Brompton Tessera LED processing played a key role for the largest mixed reality stage seen to date, put together by a team including veterans of the Mandalorian.
The World Championship (Worlds) is the crowning event of Riot Games’ League of Legends. Last year, like many other productions, the world’s most watched esports event migrated to the virtual realm and was broadcast live for over 240 hours using the most advanced and pioneering XR (Extended Reality) and MR (Mixed Reality) technologies, relying heavily on Brompton’s Tessera 4K SX40 LED processors to ensure perfect image reproduction on its LED video set.
League of Legends tournaments have traditionally featured a host country, with teams touring different cities for each round of the games. However, with the challenges posed for both travel and live audiences, Possible Productions, a creative developer agency that has been working with Riot Games since 2016, looked for a solution that would give a sense of evolution to the tournament while broadcasting the entire production live from Shanghai.
“The key challenge that Riot presented us with was extending the feeling of the campaign throughout the entire month of the tournament without physically bringing people to different locations,” said Michael Figge, creative director at Possible Productions. “It quickly became apparent that in order to bring different places to us, we needed to build a highly advanced extended reality stage that would sustain hundreds of hours of live broadcast of mixed reality content.”
With a tight schedule, Possible Productions put a crack team in place, including those that had worked on the Disney+ The Mandalorian TV series, and Riot’s engineering partner, Lux Machina, who supplied top-quality equipment including ROE Visual LED panels and Brompton Tessera processors.
“When choosing products to put into the stack for this year’s Worlds, we did not have the luxury of time,” said Wyatt Bartel, senior technical director at Lux Machina. “With a compressed schedule and Covid regulations in front of us, we had to choose known, high-quality products, that would without doubt meet the needs of production.”
As pioneers in the virtual production space, Lux Machina has consistently turned to ROE’s Black Pearl 2.8mm LED tile powered by Brompton processing. “From Disney’s Mandalorian to Riot Games’ League of Legends Worlds, these products have not let us down,” added Bartel.
A giant soundstage, wrapped in LED screens, not only allowed for adequate social distancing for the players, but also offered plenty of scope for the Possible team’s creative ideas. The final setup was a massive powerhouse of over 1,000 ROE tiles, displaying visuals at 32K resolution and 60 frames per second, made using a modified version of Unreal Engine.
“ROE Black Pearl 2.8mm panels were used for the walls and ROE Black Marble for the floor. The overall size of the volume was 16.5m wide by 17m deep and 4.4m tall, all running on Brompton Tessera 4K SX40 LED processors,” continued Figge. “Whenever you’re doing an event of this scale and using such a large number of LED tiles, it’s hard to ensure they’re all from one batch, so it’s necessary to have the ability to do a degree of adjustment. Tessera’s On Screen Colour Adjustment (OSCA) feature is ideal for that.”
The SX40’s ability to interlock with a specific frame rate is also particularly useful for XR applications. “The camera conveys the field of view required to our system and reprojects that field of view back onto the LED. But in order for the illusion to work, the LED has to be in sync with the cameras. The SX40 is the key to making that magic effect happen,” said Figge. “This was the largest version of a mixed reality stage ever deployed and, in terms of technology, the most advanced mixed reality stage that’s ever been built, with two cameras running simultaneously, allowing the team to swap between two simulated perspectives, and four cameras to shoot the action on set, all happening live.”
Additionally, the team used multiple camera frustums all set as windows on the LED wall to deal with the delay that would sometimes occur when switching between different camera perspectives. To the broadcast audience, this meant a smooth transition between watching the players sitting at their desks playing and seeing how the LED soundstage would transform itself into an expansive fantasy world that stretched way beyond the LED screen thanks to the AR technology.
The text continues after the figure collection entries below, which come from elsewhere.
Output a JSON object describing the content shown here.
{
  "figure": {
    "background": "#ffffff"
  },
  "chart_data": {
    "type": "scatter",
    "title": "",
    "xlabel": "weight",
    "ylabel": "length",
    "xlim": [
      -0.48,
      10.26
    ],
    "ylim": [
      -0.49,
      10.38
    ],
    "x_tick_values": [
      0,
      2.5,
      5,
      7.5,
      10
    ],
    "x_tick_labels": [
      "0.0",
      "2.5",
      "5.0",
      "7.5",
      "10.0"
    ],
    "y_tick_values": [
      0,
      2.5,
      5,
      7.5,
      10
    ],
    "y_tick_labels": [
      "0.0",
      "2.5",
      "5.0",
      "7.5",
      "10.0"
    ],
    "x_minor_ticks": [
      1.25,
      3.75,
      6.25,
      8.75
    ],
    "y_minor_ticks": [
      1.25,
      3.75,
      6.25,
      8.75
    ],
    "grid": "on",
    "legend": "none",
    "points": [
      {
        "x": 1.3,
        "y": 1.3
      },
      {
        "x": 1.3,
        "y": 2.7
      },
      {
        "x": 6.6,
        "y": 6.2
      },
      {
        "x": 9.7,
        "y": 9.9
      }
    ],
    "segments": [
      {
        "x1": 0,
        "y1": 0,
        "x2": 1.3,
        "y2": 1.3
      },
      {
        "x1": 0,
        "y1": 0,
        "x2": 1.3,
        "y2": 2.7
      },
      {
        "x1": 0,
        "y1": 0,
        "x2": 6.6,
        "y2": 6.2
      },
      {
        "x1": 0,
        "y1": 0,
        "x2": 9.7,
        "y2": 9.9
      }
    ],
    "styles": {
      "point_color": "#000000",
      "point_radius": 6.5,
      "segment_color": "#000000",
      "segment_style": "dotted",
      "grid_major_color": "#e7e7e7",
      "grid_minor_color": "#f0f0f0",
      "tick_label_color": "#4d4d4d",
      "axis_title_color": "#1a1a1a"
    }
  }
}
The result was spectacular, and fans were thrilled with the experience. Even without the roar of the crowd in the early stages, the prestige of the event was conveyed to the at-home audience.
“Some thought that Worlds 2020 would be a Zoom kind of tournament,” Figge said. “Nothing could be further from that, as we were able to convey a sense of prestige to the at-home audience to show that this is a product that people look after and care about and fight for regardless of what the situation is.
“The behind-the-scenes work was highly challenging and complex, but the viewer experience was engaging and seamless. Our collective determination delivered the extended and mixed reality live event of this season. This was in no small part thanks to Brompton processing, which ensured accurate scaling and colour, so the LED screens looked flawless.”